Semantic web technologies and Linked Open Data are increasingly utilized for the publishing of cultural heritage documentation. Documentation publishing, such as Linked Open Data, provides an essential source of knowledge and information that can be used to enrich and support cultural heritage object documentation. However, using Linked Open Data as an information source for cultural documentation requires the gathering of different sources from Linked Open Data to enrich the cultural documentation. Existing approaches using Linked Open Data as an information source for documentation are generally specific to a domain and focus on specific Linked Open Data sources. These approaches show semantic potential, but they do not entirely exploit this potential to support the documentation process from the acquisition to its presentation. Semantics can gather different knowledge domains, guide the documentation process in different contexts, and gather Linked Open Data sources for documentation enrichment with the goal of providing rich cultural heritage documentation. This study shows the semantic potential of these two approaches to support the end-to-end documentation process from data acquisition to cultural heritage presentation. The proposed method comprises three knowledge-based processing steps: acquisition technology recommendation, object recognition to structure the data, and data enrichment through Linked Open Data. This method provides two main contributions. The first one is an end-to-end process to support the safeguard of cultural heritage.
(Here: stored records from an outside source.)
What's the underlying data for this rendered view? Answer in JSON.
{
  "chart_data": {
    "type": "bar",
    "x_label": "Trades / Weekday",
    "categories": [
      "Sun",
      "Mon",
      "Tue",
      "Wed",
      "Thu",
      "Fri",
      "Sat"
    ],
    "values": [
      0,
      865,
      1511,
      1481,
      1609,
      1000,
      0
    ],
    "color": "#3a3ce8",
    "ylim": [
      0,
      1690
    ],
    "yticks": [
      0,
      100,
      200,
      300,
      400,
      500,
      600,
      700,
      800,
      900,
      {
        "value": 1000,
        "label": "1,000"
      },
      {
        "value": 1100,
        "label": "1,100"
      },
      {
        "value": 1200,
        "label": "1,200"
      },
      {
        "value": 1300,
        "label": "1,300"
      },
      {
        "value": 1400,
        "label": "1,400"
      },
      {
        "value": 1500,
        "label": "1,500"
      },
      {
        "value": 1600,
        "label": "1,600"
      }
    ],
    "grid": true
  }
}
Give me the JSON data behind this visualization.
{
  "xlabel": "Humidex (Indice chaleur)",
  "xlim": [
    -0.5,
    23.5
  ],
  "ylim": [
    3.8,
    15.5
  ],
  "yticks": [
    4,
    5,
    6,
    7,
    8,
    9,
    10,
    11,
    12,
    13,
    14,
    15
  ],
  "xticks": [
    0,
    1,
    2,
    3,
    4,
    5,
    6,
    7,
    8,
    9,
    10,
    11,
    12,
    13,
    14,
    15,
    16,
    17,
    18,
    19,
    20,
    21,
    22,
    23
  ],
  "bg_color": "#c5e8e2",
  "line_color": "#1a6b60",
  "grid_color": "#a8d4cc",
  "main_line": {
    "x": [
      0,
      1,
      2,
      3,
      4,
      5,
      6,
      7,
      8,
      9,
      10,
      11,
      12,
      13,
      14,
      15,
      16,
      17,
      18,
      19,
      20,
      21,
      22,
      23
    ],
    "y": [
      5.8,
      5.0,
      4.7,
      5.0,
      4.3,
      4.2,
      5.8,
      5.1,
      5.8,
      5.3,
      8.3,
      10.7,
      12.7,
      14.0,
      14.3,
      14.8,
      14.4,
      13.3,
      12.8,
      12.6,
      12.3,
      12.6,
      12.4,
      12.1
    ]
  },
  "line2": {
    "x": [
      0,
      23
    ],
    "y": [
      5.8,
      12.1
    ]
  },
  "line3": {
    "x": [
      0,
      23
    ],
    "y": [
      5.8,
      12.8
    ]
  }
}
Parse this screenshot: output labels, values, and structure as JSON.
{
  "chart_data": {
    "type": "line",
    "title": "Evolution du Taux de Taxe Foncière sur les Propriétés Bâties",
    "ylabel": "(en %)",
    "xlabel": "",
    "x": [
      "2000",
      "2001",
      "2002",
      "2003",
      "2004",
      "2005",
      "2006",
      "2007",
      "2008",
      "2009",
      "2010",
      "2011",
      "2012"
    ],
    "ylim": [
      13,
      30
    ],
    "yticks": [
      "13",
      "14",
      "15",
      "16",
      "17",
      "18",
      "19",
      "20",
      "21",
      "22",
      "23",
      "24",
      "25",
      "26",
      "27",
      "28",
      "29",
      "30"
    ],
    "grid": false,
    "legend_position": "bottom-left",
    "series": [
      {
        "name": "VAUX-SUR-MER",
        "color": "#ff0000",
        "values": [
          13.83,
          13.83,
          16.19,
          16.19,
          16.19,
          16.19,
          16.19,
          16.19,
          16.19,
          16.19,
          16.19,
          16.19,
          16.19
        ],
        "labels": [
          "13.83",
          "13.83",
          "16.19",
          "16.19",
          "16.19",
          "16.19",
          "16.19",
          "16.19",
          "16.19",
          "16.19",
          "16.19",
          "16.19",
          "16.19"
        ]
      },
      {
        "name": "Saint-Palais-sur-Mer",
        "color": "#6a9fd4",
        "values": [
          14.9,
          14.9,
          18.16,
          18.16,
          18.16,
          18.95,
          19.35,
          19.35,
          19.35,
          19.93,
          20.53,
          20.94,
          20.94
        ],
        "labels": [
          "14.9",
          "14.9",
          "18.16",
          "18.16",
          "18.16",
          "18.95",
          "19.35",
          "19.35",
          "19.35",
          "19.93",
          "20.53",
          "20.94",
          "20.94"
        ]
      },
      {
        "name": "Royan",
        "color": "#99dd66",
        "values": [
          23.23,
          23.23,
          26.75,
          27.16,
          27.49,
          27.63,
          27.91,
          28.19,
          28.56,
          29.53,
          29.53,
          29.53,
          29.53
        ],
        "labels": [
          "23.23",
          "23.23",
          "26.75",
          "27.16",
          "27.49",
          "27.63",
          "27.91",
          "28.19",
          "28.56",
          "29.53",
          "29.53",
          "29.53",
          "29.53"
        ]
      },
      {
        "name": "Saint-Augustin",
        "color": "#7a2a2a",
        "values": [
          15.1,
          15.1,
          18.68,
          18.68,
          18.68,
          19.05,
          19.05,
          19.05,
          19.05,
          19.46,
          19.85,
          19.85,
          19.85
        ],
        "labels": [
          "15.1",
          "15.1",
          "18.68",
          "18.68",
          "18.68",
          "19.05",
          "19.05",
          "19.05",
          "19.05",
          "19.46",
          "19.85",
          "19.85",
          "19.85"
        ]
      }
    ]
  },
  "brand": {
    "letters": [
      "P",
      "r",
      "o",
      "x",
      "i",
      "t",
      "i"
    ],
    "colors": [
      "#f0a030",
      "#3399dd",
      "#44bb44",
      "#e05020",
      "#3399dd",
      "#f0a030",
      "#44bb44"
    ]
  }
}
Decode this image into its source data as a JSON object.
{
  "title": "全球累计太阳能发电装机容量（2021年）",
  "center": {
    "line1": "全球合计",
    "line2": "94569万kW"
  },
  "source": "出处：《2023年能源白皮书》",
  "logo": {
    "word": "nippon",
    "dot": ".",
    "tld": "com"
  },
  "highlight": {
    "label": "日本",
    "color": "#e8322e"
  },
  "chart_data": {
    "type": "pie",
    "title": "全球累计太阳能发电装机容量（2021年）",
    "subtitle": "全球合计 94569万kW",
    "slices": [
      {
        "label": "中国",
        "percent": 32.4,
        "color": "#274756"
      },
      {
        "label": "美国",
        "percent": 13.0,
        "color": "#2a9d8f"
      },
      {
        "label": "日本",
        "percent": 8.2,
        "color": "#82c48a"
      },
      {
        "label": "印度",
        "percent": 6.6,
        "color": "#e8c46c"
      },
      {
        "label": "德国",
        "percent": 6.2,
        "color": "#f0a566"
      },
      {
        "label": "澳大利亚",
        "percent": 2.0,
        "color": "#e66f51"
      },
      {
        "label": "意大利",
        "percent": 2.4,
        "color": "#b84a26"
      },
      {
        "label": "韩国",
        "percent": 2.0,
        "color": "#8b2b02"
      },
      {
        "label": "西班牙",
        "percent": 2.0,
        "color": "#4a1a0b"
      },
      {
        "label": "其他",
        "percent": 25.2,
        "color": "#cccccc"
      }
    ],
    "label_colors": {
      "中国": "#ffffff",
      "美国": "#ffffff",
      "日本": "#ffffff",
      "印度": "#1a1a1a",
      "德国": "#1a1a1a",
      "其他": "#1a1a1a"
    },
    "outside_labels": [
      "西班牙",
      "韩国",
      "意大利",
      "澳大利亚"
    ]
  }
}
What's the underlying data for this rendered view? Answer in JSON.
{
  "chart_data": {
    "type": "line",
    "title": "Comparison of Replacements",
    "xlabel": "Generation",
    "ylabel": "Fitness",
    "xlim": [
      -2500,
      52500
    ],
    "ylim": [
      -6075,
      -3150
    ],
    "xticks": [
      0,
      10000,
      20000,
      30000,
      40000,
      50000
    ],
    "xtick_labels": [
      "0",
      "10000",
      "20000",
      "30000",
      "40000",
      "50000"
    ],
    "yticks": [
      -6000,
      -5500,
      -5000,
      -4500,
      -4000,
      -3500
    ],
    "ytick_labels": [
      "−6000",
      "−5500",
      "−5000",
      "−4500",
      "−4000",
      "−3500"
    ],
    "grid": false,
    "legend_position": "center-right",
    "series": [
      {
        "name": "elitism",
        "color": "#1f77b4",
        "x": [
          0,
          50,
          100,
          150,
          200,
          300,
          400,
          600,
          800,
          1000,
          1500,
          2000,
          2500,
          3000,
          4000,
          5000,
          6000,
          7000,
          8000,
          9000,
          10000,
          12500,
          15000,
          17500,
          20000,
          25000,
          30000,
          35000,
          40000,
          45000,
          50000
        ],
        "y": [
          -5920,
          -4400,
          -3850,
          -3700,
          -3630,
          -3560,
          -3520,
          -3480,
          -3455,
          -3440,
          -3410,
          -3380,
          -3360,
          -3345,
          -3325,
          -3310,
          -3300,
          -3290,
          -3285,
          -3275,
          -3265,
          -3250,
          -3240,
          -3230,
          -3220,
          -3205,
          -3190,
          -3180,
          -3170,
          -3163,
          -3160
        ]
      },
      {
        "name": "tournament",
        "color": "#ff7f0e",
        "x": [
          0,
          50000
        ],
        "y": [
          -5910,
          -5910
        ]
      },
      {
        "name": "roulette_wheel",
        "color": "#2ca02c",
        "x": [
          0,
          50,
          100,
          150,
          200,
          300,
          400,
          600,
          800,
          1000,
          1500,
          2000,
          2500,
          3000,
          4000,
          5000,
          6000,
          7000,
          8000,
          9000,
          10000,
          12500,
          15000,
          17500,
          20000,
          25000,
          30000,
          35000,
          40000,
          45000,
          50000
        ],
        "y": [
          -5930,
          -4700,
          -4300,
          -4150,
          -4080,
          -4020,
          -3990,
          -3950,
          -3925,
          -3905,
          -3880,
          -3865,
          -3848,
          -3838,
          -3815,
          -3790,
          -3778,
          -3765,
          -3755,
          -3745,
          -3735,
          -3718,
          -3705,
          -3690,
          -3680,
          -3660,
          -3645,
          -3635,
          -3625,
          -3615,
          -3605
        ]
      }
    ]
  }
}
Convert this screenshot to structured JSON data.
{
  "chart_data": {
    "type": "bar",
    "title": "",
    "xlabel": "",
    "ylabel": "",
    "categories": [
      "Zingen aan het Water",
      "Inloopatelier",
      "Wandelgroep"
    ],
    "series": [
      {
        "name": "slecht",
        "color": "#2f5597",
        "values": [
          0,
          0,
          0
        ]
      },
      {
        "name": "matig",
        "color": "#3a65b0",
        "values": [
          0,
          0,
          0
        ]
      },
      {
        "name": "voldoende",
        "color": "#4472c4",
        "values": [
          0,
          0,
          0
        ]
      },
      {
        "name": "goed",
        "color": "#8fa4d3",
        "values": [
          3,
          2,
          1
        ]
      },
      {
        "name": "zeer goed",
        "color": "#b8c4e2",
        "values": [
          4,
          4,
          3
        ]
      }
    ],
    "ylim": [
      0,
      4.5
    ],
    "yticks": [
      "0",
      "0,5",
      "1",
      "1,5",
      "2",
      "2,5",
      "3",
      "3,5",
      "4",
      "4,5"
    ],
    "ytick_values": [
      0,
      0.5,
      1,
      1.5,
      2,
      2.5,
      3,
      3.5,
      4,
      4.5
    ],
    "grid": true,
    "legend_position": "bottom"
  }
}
This end-to-end process is based on acquisition technology recommendations and object recognition, which can adapt to different contexts of cultural heritage. Thanks to this flexibility, the proposed method can support data digitization in its application to various cultural heritage cases. As shown through the two case studies, the proposed method is applicable to large cultural heritage objects, such as a terrace house, a watermill, or a chapel, but also smaller objects, such as statues. The second contribution is the gathering and centralization of a variety of information and documents related to cultural heritage objects, thanks to Linked Open Data. The flexibility and the connection between the different steps of the proposed methods are provided thanks to the semantics.